When I began blogging here at Huffington Post in January, I hoped that in addition to sharing my own thoughts on educational issues of the day, I might be able to provide space for the voices and experiences of teachers and students. Like many (but not all) bloggers who post on this page, I write from the perspective of an outsider. Yes, I taught middle school in Chicago for many years, and I still work with practicing teachers in my graduate classes. But I no longer spend the bulk of my days in K-12 classrooms.
We stand to learn a lot from young people and adults who do.
A couple weeks ago I received an email from a former student who now teaches at an alternative high school in the Chicago suburbs. She wrote to share an essay that one of her students, Liam Burns, had written. Liam is 17 and has attended three different high schools. He's struggled, he says, because he detests the "rigorous bureaucracy of the typical high school setting" that forces students into prescribed boxes and standardized ways of thinking. His essay touches on themes I highlighted in a post last month about the damaging impact of corporate-model education reforms. As Liam sees it, schools don't encourage imagination or individuality in students -- instead, they demand conformity, obedience, painting inside the lines.
What I've Learned in School
By Liam Burns
I have learned a lot in my 12 years of compulsory schooling: I have learned that creativity has no place in the classroom. I have learned that it's not really the student but the grade that counts. I have learned that the American education system is a rusted, malfunctioning machine, rewarding only those who march in line and keep their mouths shut. This is the system that determines our livelihoods, and it's in dire need of repair.
Whenever a system is put in place, it is usually good practice to look at how said system affects those within it. The students themselves must be Primary Concern #1. The current method is to put all the children to the same standard: everyone's equal, everyone's the same. The problem with this mindset is the simple fact that we, as living, thinking beings, are not equal. True, we all deserve equal rights and equal opportunities, but that is where the similarities end. The expression about snowflakes comes to mind -- none of us is the same as anyone else. So why is our educational experience based on the tragically misguided assumption that we are all, in fact, the same?
It is a psychological fact that everyone learns in a different way. There are visual learners, kinesthetic learners, fast learners, slow learners, short learners, tall learners. Trouble is, schools only acknowledge one or two of the endless array of learning types. When teachers teach the children all the same way, only a small percentage are getting the proper attention to their own unique style of learning. The result is that certain students excel while others fall behind, with no accurate representation of actual intelligence.
The work a student puts out is a direct reflection of his or her personality.

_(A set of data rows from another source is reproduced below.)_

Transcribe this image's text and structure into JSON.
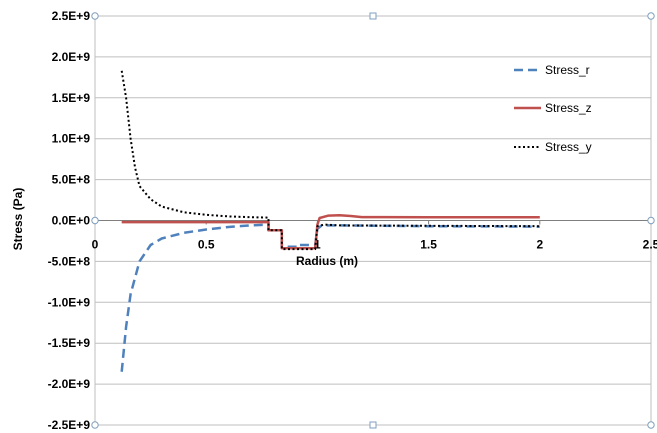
{
  "chart_data": {
    "type": "line",
    "xlabel": "Radius (m)",
    "ylabel": "Stress (Pa)",
    "xlim": [
      0,
      2.5
    ],
    "ylim": [
      -2500000000,
      2500000000
    ],
    "x_ticks": [
      "0",
      "0.5",
      "1",
      "1.5",
      "2",
      "2.5"
    ],
    "y_ticks": [
      "2.5E+9",
      "2.0E+9",
      "1.5E+9",
      "1.0E+9",
      "5.0E+8",
      "0.0E+0",
      "-5.0E+8",
      "-1.0E+9",
      "-1.5E+9",
      "-2.0E+9",
      "-2.5E+9"
    ],
    "grid": true,
    "legend_position": "top-right",
    "series": [
      {
        "name": "Stress_r",
        "color": "#4f81bd",
        "style": "dashed",
        "points": [
          [
            0.12,
            -1850000000
          ],
          [
            0.14,
            -1300000000
          ],
          [
            0.16,
            -900000000
          ],
          [
            0.2,
            -500000000
          ],
          [
            0.25,
            -300000000
          ],
          [
            0.3,
            -220000000
          ],
          [
            0.4,
            -150000000
          ],
          [
            0.5,
            -110000000
          ],
          [
            0.6,
            -80000000
          ],
          [
            0.7,
            -60000000
          ],
          [
            0.78,
            -50000000
          ],
          [
            0.78,
            -120000000
          ],
          [
            0.84,
            -120000000
          ],
          [
            0.84,
            -320000000
          ],
          [
            0.92,
            -320000000
          ],
          [
            0.92,
            -300000000
          ],
          [
            0.99,
            -300000000
          ],
          [
            1.0,
            -100000000
          ],
          [
            1.02,
            -60000000
          ],
          [
            1.1,
            -60000000
          ],
          [
            1.5,
            -70000000
          ],
          [
            2.0,
            -75000000
          ]
        ]
      },
      {
        "name": "Stress_z",
        "color": "#c0504d",
        "style": "solid",
        "points": [
          [
            0.12,
            -20000000
          ],
          [
            0.5,
            -20000000
          ],
          [
            0.78,
            -20000000
          ],
          [
            0.78,
            -120000000
          ],
          [
            0.84,
            -120000000
          ],
          [
            0.84,
            -340000000
          ],
          [
            0.99,
            -340000000
          ],
          [
            1.0,
            -50000000
          ],
          [
            1.01,
            30000000
          ],
          [
            1.05,
            60000000
          ],
          [
            1.1,
            65000000
          ],
          [
            1.15,
            55000000
          ],
          [
            1.2,
            42000000
          ],
          [
            1.5,
            40000000
          ],
          [
            2.0,
            40000000
          ]
        ]
      },
      {
        "name": "Stress_y",
        "color": "#000000",
        "style": "dotted",
        "points": [
          [
            0.12,
            1830000000
          ],
          [
            0.14,
            1500000000
          ],
          [
            0.16,
            1000000000
          ],
          [
            0.18,
            650000000
          ],
          [
            0.2,
            420000000
          ],
          [
            0.25,
            260000000
          ],
          [
            0.3,
            170000000
          ],
          [
            0.4,
            100000000
          ],
          [
            0.5,
            70000000
          ],
          [
            0.6,
            50000000
          ],
          [
            0.7,
            40000000
          ],
          [
            0.78,
            35000000
          ],
          [
            0.78,
            -120000000
          ],
          [
            0.84,
            -120000000
          ],
          [
            0.84,
            -350000000
          ],
          [
            0.99,
            -350000000
          ],
          [
            1.0,
            -70000000
          ],
          [
            1.03,
            -50000000
          ],
          [
            1.1,
            -60000000
          ],
          [
            1.5,
            -65000000
          ],
          [
            2.0,
            -70000000
          ]
        ]
      }
    ]
  }
}
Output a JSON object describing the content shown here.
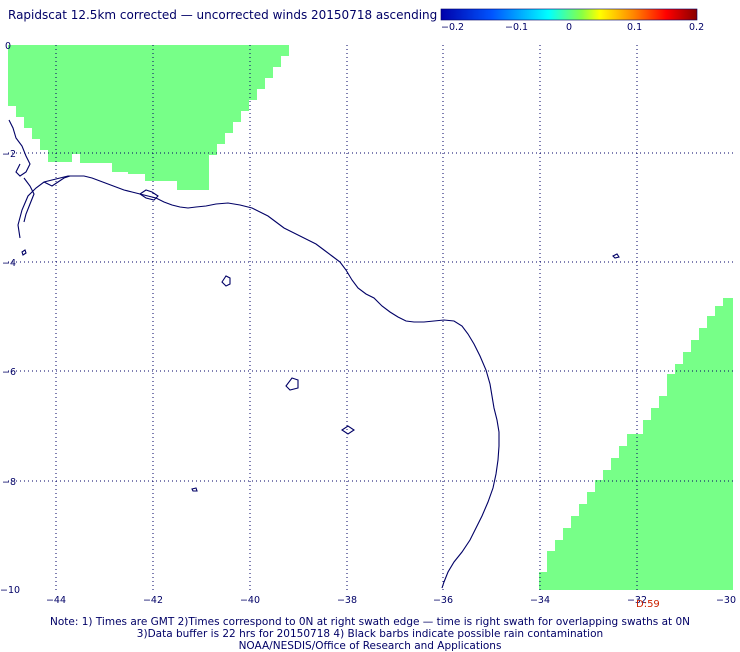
{
  "title": "Rapidscat 12.5km corrected — uncorrected winds 20150718 ascending",
  "colorbar": {
    "ticks": [
      "−0.2",
      "−0.1",
      "0",
      "0.1",
      "0.2"
    ],
    "stops": [
      "#0000aa",
      "#0055ff",
      "#00ffff",
      "#ffff00",
      "#ff8800",
      "#ff0000",
      "#880000"
    ]
  },
  "axes": {
    "x_ticks": [
      "−44",
      "−42",
      "−40",
      "−38",
      "−36",
      "−34",
      "−32",
      "−30"
    ],
    "y_ticks": [
      "0",
      "−2",
      "−4",
      "−6",
      "−8",
      "−10"
    ],
    "lon_range": [
      -45,
      -30
    ],
    "lat_range": [
      -10,
      0
    ]
  },
  "colors": {
    "swath": "#77ff88",
    "coast": "#000066",
    "grid": "#000066"
  },
  "data_label": "D:59",
  "notes": {
    "line1": "Note: 1) Times are GMT 2)Times correspond to 0N at right swath edge — time is right swath for overlapping swaths at 0N",
    "line2": "3)Data buffer is 22 hrs for 20150718 4) Black barbs indicate possible rain contamination",
    "line3": "NOAA/NESDIS/Office of Research and Applications"
  }
}
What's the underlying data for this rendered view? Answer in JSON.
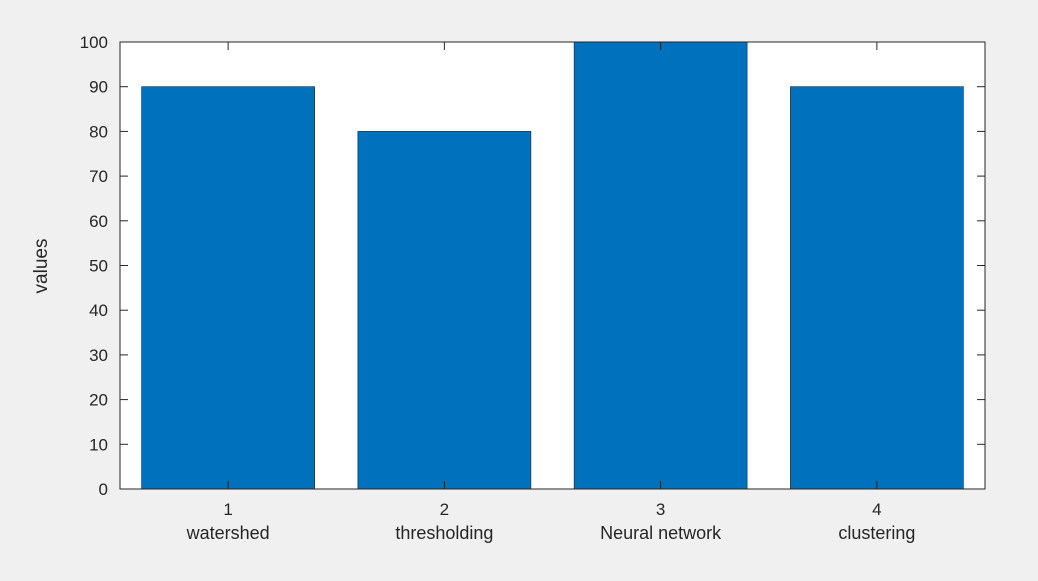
{
  "chart_data": {
    "type": "bar",
    "ylabel": "values",
    "categories": [
      "watershed",
      "thresholding",
      "Neural network",
      "clustering"
    ],
    "x_ticks": [
      "1",
      "2",
      "3",
      "4"
    ],
    "values": [
      90,
      80,
      100,
      90
    ],
    "ylim": [
      0,
      100
    ],
    "yticks": [
      0,
      10,
      20,
      30,
      40,
      50,
      60,
      70,
      80,
      90,
      100
    ],
    "grid": false,
    "legend": "none",
    "bar_color": "#0072bd"
  }
}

Someone who finds dates, times, formulas, and quotes mundane and tedious would not spend their time filling a paper with such things. Conversely, someone with no concept of a world outside their own would not waste time trying to convey a fictitious event. However, when time comes to do an assignment, only one of these minds will be where it belongs; the other will be lost in strange territory. This is because the grading system has been set up like a checklist. Instead of gauging the quality of the work, teachers grade the assignments based solely on specific, narrow criteria.
The grading method used by schools is called "Standardized Assessment." This is the defining problem in the American school system today. It gives all the students the same assignment with the same guidelines, regardless of who the student is or whatever individual quirk might need compensating for. Any divergence from the guidelines means either lowering the child's grade or failing them altogether. This strict adherence to the rubric leaves absolutely no room for variation, which limits creativity to a fraction of its potential.
In my sophomore year, I was told to write a 5-paragraph essay about the Civil War. It had to touch on the topics of slavery, equality, and patriotism. Since I abhor writing like a textbook, I was not excited about writing this paper. However, instead of blowing it off entirely, I modified it into something that would make me actually want to do the work. The result was a 5-page short story about a Confederate soldier named Jakob, who struggles with the idea of killing his countrymen. I hit every required topic and put in 3 solid days of work. When I handed in my paper, confident that my effort would make me a star in my teacher's eyes, I was told to redo the assignment according to the guidelines. With no time left to write an actual paper, I copied and pasted five paragraphs worth of Wikipedia. That paper got a B. The point here is that all my hard work went totally unnoticed for the sake of "sticking to the plan."
So what does all this mean for future generations? Eventually the standardization process will take full-effect, turning all children into unoriginal blobs of gray goo. Feelings of inferiority will increase in children and teens, leading to different methods of self-correction. Some will find that simply changing their work habits is enough to bring them up to the so-called "standard." Others will not be so lucky. Another, more horrifying result, is the dissolution of our imaginations. The period in our lives that we are in school is when we develop who we are. If that child with a beautifully wondrous mind is constantly being reprimanded at school for "having his head in the clouds," he is going to pull his head down, and the world will never know what it could have had.